In nature, it ranges from Texas to Maryland on the U.S. east coast. It is difficult to distinguish from M. pensylvanica which occurs north to Canada.

Myrica caroliniensis is evergreen or tardily deciduous, forming rhizomatous colonies. The glandular leaves are long with a leathery texture and serrated edges. The plant is dioecious, with male and female flowers borne on separate plants. Male flowers have three to five stamens surrounded by short bracts. Female flowers develop into globular drupes surrounded by a waxy coating. The species flowers from spring to early summer, and bears fruit in late summer or fall.

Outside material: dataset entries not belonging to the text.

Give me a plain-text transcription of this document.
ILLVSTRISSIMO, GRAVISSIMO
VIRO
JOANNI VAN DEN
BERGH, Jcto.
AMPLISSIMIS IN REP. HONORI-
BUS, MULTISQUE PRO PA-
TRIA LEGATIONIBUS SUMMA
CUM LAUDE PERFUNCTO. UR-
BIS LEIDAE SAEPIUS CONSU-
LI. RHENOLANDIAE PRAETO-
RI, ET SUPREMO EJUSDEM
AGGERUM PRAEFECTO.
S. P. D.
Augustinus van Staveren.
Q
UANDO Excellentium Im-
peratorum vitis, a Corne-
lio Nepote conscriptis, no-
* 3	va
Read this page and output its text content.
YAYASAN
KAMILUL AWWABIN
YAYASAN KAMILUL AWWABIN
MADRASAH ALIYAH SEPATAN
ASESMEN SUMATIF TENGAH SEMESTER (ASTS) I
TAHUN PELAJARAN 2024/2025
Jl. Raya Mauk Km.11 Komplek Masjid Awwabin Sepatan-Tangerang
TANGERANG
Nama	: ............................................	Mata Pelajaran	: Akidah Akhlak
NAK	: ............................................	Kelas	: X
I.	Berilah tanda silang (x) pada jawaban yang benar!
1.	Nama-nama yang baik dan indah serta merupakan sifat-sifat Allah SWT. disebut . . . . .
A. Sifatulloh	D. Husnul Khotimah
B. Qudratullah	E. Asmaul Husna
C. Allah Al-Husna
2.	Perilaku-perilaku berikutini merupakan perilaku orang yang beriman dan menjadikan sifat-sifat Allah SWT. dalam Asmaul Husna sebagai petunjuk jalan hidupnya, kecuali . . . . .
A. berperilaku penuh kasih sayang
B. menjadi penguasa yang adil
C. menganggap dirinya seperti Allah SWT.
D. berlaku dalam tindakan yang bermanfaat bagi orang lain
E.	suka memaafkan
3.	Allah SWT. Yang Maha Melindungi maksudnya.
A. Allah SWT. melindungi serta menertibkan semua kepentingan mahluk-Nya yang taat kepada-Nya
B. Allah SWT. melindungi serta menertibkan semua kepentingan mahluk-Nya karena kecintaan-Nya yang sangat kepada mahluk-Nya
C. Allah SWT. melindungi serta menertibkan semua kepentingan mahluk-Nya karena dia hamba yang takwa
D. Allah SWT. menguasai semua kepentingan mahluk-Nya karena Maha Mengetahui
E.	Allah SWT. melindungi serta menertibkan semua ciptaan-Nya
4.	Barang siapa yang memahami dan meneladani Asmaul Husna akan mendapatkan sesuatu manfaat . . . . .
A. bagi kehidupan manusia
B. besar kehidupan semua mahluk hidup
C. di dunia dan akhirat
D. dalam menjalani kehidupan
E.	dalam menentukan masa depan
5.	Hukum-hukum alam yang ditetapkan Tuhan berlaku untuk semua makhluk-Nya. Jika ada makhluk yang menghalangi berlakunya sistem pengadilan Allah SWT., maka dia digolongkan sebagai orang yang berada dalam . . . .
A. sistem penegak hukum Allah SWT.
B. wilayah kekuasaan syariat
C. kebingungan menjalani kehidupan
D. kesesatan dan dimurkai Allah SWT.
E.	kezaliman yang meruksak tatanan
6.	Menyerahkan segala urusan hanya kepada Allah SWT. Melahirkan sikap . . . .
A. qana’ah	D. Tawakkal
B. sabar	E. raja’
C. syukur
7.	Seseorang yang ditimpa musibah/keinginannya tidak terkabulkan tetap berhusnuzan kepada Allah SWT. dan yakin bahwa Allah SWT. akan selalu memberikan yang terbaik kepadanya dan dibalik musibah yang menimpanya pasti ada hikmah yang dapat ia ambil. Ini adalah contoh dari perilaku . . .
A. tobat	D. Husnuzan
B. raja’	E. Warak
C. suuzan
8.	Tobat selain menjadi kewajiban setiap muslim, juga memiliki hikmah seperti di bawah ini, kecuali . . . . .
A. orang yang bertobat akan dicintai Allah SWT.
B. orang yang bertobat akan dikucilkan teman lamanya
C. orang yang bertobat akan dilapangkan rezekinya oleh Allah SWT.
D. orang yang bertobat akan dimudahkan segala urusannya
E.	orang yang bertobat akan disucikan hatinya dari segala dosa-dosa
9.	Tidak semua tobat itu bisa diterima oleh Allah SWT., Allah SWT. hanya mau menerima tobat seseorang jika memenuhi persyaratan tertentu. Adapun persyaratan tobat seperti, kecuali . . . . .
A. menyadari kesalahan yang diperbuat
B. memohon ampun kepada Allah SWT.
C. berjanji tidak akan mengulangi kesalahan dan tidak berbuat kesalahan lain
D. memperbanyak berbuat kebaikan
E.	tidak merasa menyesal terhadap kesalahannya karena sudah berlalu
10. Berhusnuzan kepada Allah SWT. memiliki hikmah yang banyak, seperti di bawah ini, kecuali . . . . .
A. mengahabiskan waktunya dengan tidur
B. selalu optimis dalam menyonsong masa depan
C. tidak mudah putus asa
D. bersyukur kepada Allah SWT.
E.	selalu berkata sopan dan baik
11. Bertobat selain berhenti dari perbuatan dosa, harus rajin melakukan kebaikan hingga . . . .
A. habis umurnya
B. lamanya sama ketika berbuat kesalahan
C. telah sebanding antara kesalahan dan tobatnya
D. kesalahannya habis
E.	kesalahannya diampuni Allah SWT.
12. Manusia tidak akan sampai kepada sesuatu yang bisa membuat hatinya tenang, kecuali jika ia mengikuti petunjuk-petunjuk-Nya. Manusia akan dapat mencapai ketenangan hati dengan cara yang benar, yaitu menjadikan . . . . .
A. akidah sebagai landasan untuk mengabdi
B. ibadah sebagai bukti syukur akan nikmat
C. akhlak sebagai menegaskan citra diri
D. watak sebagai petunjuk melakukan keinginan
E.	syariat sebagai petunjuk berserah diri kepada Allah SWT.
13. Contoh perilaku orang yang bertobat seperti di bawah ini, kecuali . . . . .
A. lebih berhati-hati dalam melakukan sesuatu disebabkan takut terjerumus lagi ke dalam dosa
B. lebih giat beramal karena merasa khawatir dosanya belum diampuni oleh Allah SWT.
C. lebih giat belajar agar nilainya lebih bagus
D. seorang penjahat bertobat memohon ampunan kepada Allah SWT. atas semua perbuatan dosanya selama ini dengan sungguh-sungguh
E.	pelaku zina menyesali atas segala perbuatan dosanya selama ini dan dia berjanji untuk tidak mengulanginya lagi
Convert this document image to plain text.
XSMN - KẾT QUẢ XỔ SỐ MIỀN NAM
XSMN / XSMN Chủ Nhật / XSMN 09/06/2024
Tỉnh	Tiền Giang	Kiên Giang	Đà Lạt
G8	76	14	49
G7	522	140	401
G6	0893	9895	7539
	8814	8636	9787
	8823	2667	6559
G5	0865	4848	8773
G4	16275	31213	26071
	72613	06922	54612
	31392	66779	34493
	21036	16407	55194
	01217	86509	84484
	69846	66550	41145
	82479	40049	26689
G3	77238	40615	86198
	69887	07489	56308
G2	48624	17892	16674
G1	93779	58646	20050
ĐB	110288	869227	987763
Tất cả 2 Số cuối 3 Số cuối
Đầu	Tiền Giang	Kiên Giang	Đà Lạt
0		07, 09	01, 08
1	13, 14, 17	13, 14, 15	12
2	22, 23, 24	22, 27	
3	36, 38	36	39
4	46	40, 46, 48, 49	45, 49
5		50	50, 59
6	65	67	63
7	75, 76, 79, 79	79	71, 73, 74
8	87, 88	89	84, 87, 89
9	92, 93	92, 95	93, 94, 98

Bayberry is an actinorhizal plant: its roots feature nitrogen fixing nodules formed in symbiosis with the nitrogen fixing actinobacterium Frankia. Thus it is tolerant of nitrogen-poor, acidic soils such as wetlands and dunes.

The fruit is a source of food for many bird species, including the northern bobwhite quail and the wild turkey. In winter, the seeds are important foods for the Carolina wren and species of tree sparrow. To a point, M. caroliniensis will also provide habitat for the northern bobwhite quail. Birds' digestive systems remove the wax from the fruit, a prerequisite for germination.

==Uses==

===Ornamental===
Myrica caroliniensis finds use in gardening and horticulture.

===Herbalism===

Pioneers used the bark of bayberry in dentifrice.

Choctaw boiled bayberry and used the result as a treatment for fevers. In 1722, it was reported that colonists in Louisiana drank a mixture of wax and hot water to treat severe dysentery. Bayberry was reported in an account from 1737 as being used to treat convulsions, colic, palsy, and seizures. Starting in the early 19th century, the herbalist Samuel Thomson recommended this plant for producing "heat" within the body and as a treatment for infectious diseases and diarrhea. That use of bayberry waned later in the 19th century, in favor of using it for a variety of ailments, including a topical use for bleeding gums. For twenty years starting in 1916, bayberry root bark was listed in the American National Formulary.

In general, either a decoction or a tincture is used. Infusions and a topical paste have also been used.

Pregnant women should not use bayberry.

===Candles===
Southern bayberry's fruits are a traditional source of the wax for those old-fashioned Christmas decorations called bayberry candles. The wax was extracted by boiling the berries, and skimming off the floating hydrocarbons. The fats were then boiled again and then strained. After that the liquid was usable in candle making, whether through dipping or molding. Southern bayberry is not the only plant usable for making bayberry candles, however. Its close relatives are also usable.

Southern bayberry and its relatives have largely been supplanted in candlemaking by substitutes made from paraffin. The substitute candles have artificial colors and aroma compounds that create candles that look and smell similar to natural ones.